Thanks for taking this on, Jake. I think you may have misunderstood the sentence that forms the basis for much of your criticism. In saying, "When you succeed, your brain produces more dopamine," I didn't mean that there's a "cascading increase" as you say above (I agree, if I'd said that, it would have been wrong) ... I meant it produces more as in another shot of it, not more as in an increased amount from the last time.

And yes, the dopamine debate is a big one with many complexities ... I could have written thousands of words on the various theories out there about what dopamine does and how it works. But when writing for the general public, we have to boil things down.

Rebecca,

If I indeed misunderstood what you meant by that sentence, then it is my problem not yours. The more I think about it, this may have been an issue of simplifying complex subjects for the general public.

In the same sense that you elided a little over reward error as the driver of dopamine release, I elided over the considerable debate about dopamine.

I think the reason I chose to write this is that I am concerned with the presentation of dopamine in the public square. I have read a considerable number of news articles lately describing dopamine as the "reward molecule" -- as if it were some sort of cosmic joy button indicating how happy you are. I think that these articles miss the point: that dopamine is a learning signal that changes activity in other systems, and that it is these systems that guide decision making.

To the others,

I did make an editorial decision with respect to this post in favor of the much more accepted reward error hypothesis over the others. I do indeed realize that there is controversy on the subject, but considering that the reward error hypothesis has a great deal of empirical evidence while the others have less, I thought it was a good place to start.

Thanks for the update above clarifying that this was a misunderstanding of what I'd written, not a factual error. FWIW: I find a lot of the articles portraying dopamine as a pleasure button to be problematic too ...
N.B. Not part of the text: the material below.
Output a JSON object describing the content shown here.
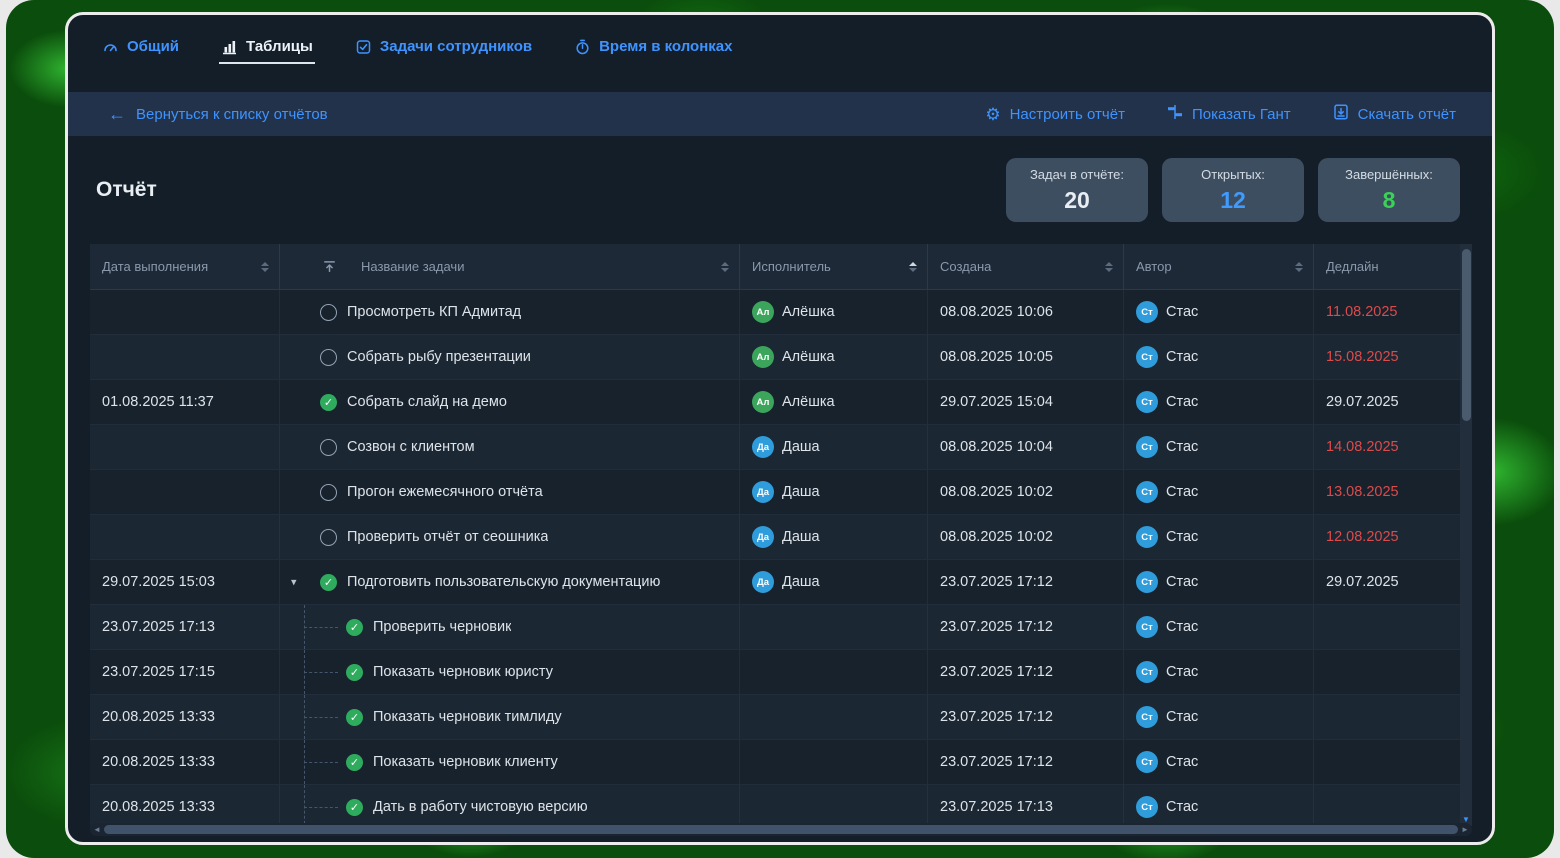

It's also relevant to note that this article you're responding to was written about two and a half years ago as was heavily fact checked by scientists. But the dopamine debate has proceeded along rapidly, and plenty of new theories have arisen since it was published.

Great article, very helpful clarifying the confusing basics of domaine mechanisms. The qualifications and disagreements are helpful for understanding as well, from my perspective. Thanks!